Ce sont les premières condamnations de combattants étrangers en Ukraine, qualifiés de mercenaires par la Russie. La Cour suprême de la république populaire autoproclamée de Donetsk a condamné à mort jeudi 9 juin deux Britanniques et un Marocain. Ils avaient plaidé coupables, disent les agences russes, lors de leur procès de trois jours. Ils ont désormais quatre semaines avant de plaider peut-être à nouveau leur cause.

Avec notre correspondante à Moscou, Anissa El Jabri

Le futur des deux Britanniques est considéré par les observateurs comme bien plus sombre. Ils combattaient dans l'usine symbole d'Azovstal, à Marioupol, tandis que le citoyen marocain a été fait prisonnier dans une des premières villes prises par la Russie, dans la région de Volnovakha.
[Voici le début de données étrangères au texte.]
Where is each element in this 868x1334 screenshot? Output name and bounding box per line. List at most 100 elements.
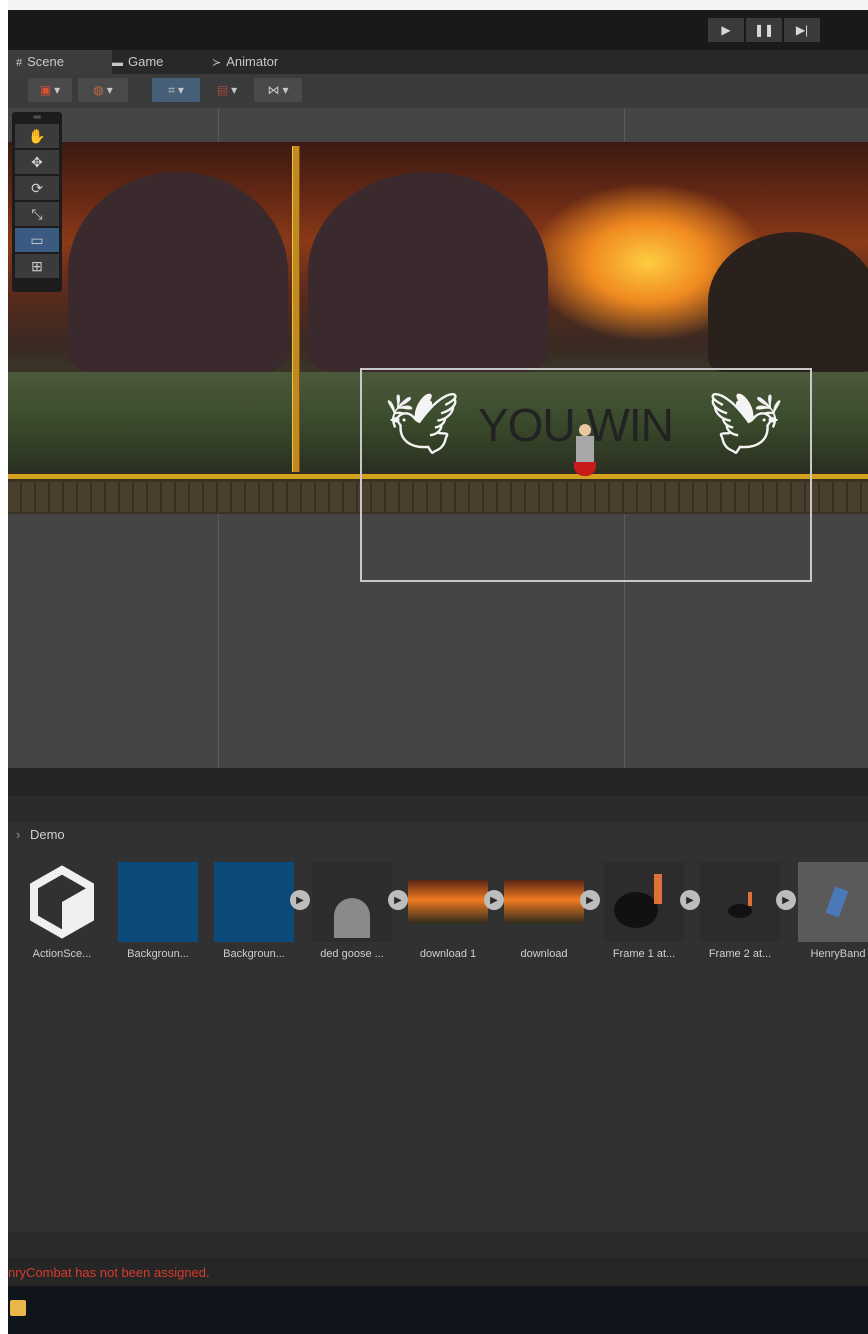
unity-editor: ▶ ❚❚ ▶| # Scene ▬ Game ≻ Animator ▣ ▾ ◍ ▾ ⌗ ▾ … [8, 0, 868, 1334]
chevron-down-icon: ▾ [106, 83, 113, 97]
asset-thumbnail: ▶ [700, 862, 796, 942]
panel-divider [8, 768, 868, 796]
editor-tabbar: # Scene ▬ Game ≻ Animator [8, 50, 868, 74]
goose-icon [728, 904, 752, 918]
pause-button[interactable]: ❚❚ [746, 18, 782, 42]
asset-item[interactable]: ▶ Frame 1 at... [604, 862, 700, 960]
breadcrumb: › Demo [8, 822, 868, 849]
increment-icon: ⋈ [267, 83, 280, 97]
asset-item[interactable]: ActionSce... [22, 862, 102, 960]
transform-tool-icon[interactable]: ⊞ [15, 254, 59, 278]
snap-dropdown[interactable]: ▤ ▾ [204, 78, 250, 102]
asset-item[interactable]: ▶ Frame 2 at... [700, 862, 796, 960]
character-icon [825, 886, 849, 918]
scene-view-toolbar: ▣ ▾ ◍ ▾ ⌗ ▾ ▤ ▾ ⋈ ▾ [8, 74, 868, 109]
tab-animator[interactable]: ≻ Animator [212, 50, 312, 74]
render-mode-dropdown[interactable]: ◍ ▾ [78, 78, 128, 102]
playmode-controls: ▶ ❚❚ ▶| [708, 18, 822, 42]
os-taskbar [8, 1286, 868, 1334]
expand-play-icon[interactable]: ▶ [580, 890, 600, 910]
rock-formation [308, 172, 548, 372]
pause-icon: ❚❚ [753, 23, 775, 37]
increment-snap-dropdown[interactable]: ⋈ ▾ [254, 78, 302, 102]
tab-scene-label: Scene [27, 54, 64, 69]
shaded-icon: ▣ [39, 83, 52, 97]
play-icon: ▶ [721, 23, 731, 37]
tab-animator-label: Animator [226, 54, 279, 69]
tab-scene[interactable]: # Scene [8, 50, 112, 74]
scale-tool-icon[interactable]: ⤡ [15, 202, 59, 226]
asset-item[interactable]: HenryBand [798, 862, 868, 960]
expand-play-icon[interactable]: ▶ [290, 890, 310, 910]
tool-overlay: ═ ✋ ✥ ⟳ ⤡ ▭ ⊞ [12, 112, 62, 292]
top-strip [8, 0, 868, 10]
asset-item[interactable]: Backgroun... [118, 862, 198, 960]
asset-label: Frame 1 at... [612, 948, 676, 960]
step-icon: ▶| [795, 23, 809, 37]
tombstone-icon [334, 898, 370, 938]
snap-icon: ▤ [216, 83, 229, 97]
expand-play-icon[interactable]: ▶ [484, 890, 504, 910]
animator-icon: ≻ [212, 57, 222, 69]
asset-thumbnail [798, 862, 868, 942]
asset-thumbnail [118, 862, 198, 942]
drag-handle-icon[interactable]: ═ [12, 112, 62, 123]
asset-label: Frame 2 at... [708, 948, 772, 960]
tab-game[interactable]: ▬ Game [112, 50, 192, 74]
asset-thumbnail: ▶ [504, 862, 600, 942]
breadcrumb-item-demo[interactable]: Demo [30, 827, 65, 842]
play-button[interactable]: ▶ [708, 18, 744, 42]
asset-item[interactable]: ▶ Backgroun... [214, 862, 310, 960]
sphere-icon: ◍ [93, 83, 104, 97]
chevron-down-icon: ▾ [282, 83, 289, 97]
chevron-down-icon: ▾ [177, 83, 184, 97]
hand-tool-icon[interactable]: ✋ [15, 124, 59, 148]
asset-item[interactable]: ▶ download [504, 862, 600, 960]
rock-formation [708, 232, 868, 372]
goose-neck [748, 892, 752, 906]
asset-label: HenryBand [810, 948, 866, 960]
grid-snap-icon: ⌗ [168, 82, 175, 97]
expand-play-icon[interactable]: ▶ [388, 890, 408, 910]
rotate-tool-icon[interactable]: ⟳ [15, 176, 59, 200]
console-message: nryCombat has not been assigned. [8, 1265, 210, 1280]
rect-tool-icon[interactable]: ▭ [15, 228, 59, 252]
chevron-down-icon: ▾ [54, 83, 61, 97]
asset-label: ActionSce... [32, 948, 92, 960]
sunset-thumbnail [408, 880, 488, 924]
asset-thumbnail: ▶ [312, 862, 408, 942]
asset-thumbnail: ▶ [408, 862, 504, 942]
expand-play-icon[interactable]: ▶ [776, 890, 796, 910]
chevron-right-icon: › [16, 827, 21, 842]
step-button[interactable]: ▶| [784, 18, 820, 42]
asset-label: ded goose ... [320, 948, 384, 960]
scene-viewport[interactable]: 🕊 🕊 YOU WIN ═ ✋ ✥ ⟳ ⤡ ▭ ⊞ [8, 108, 868, 768]
panel-divider [8, 1232, 868, 1258]
chevron-down-icon: ▾ [231, 83, 238, 97]
asset-item[interactable]: ▶ download 1 [408, 862, 504, 960]
move-tool-icon[interactable]: ✥ [15, 150, 59, 174]
pillar [292, 146, 300, 472]
file-explorer-icon[interactable] [10, 1300, 26, 1316]
gizmo-tools-dropdown[interactable]: ⌗ ▾ [152, 78, 200, 102]
asset-label: Backgroun... [223, 948, 285, 960]
asset-label: Backgroun... [127, 948, 189, 960]
rock-formation [68, 172, 288, 372]
asset-thumbnail: ▶ [214, 862, 310, 942]
camera-frame [360, 368, 812, 582]
sunset-thumbnail [504, 880, 584, 924]
goose-icon [614, 892, 658, 928]
asset-item[interactable]: ▶ ded goose ... [312, 862, 408, 960]
tab-game-label: Game [128, 54, 164, 69]
asset-label: download [520, 948, 568, 960]
unity-logo-icon [22, 862, 102, 942]
asset-label: download 1 [419, 948, 477, 960]
scene-icon: # [16, 57, 23, 69]
expand-play-icon[interactable]: ▶ [680, 890, 700, 910]
console-status-bar[interactable]: nryCombat has not been assigned. [8, 1258, 868, 1286]
asset-grid: ActionSce... Backgroun... ▶ Backgroun...… [8, 848, 868, 1232]
draw-mode-dropdown[interactable]: ▣ ▾ [28, 78, 72, 102]
gamepad-icon: ▬ [112, 57, 123, 69]
main-toolbar: ▶ ❚❚ ▶| [8, 10, 868, 50]
asset-thumbnail: ▶ [604, 862, 700, 942]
Surtout, c'est avec Londres que les relations de Moscou sont dégradées de très longue date. Signe de l'enjeu, ces deux Britanniques - et eux seuls - étaient apparus à la télévision russe, en avril dernier, demandant à Boris Johnson de négocier leur libération. Londres n'a pas proposé de les échanger, une information du porte-parole du Kremlin, en réponse à une question lors de son point quotidien, la veille du jugement.

Ces cas pourraient bien se multiplier. Le dirigeant de la république séparatiste pro-russe de Donetsk avait annoncé le mois dernier son intention d'organiser des tribunaux pour les prisonniers. Cela sur le modèle, avait-il dit, de ceux de Nuremberg.

Une référence aux procès organisés après la Seconde Guerre mondiale, en Allemagne, dans la droite ligne de la rhétorique du Kremlin et de son objectif affiché, « dénazifier » l'Ukraine.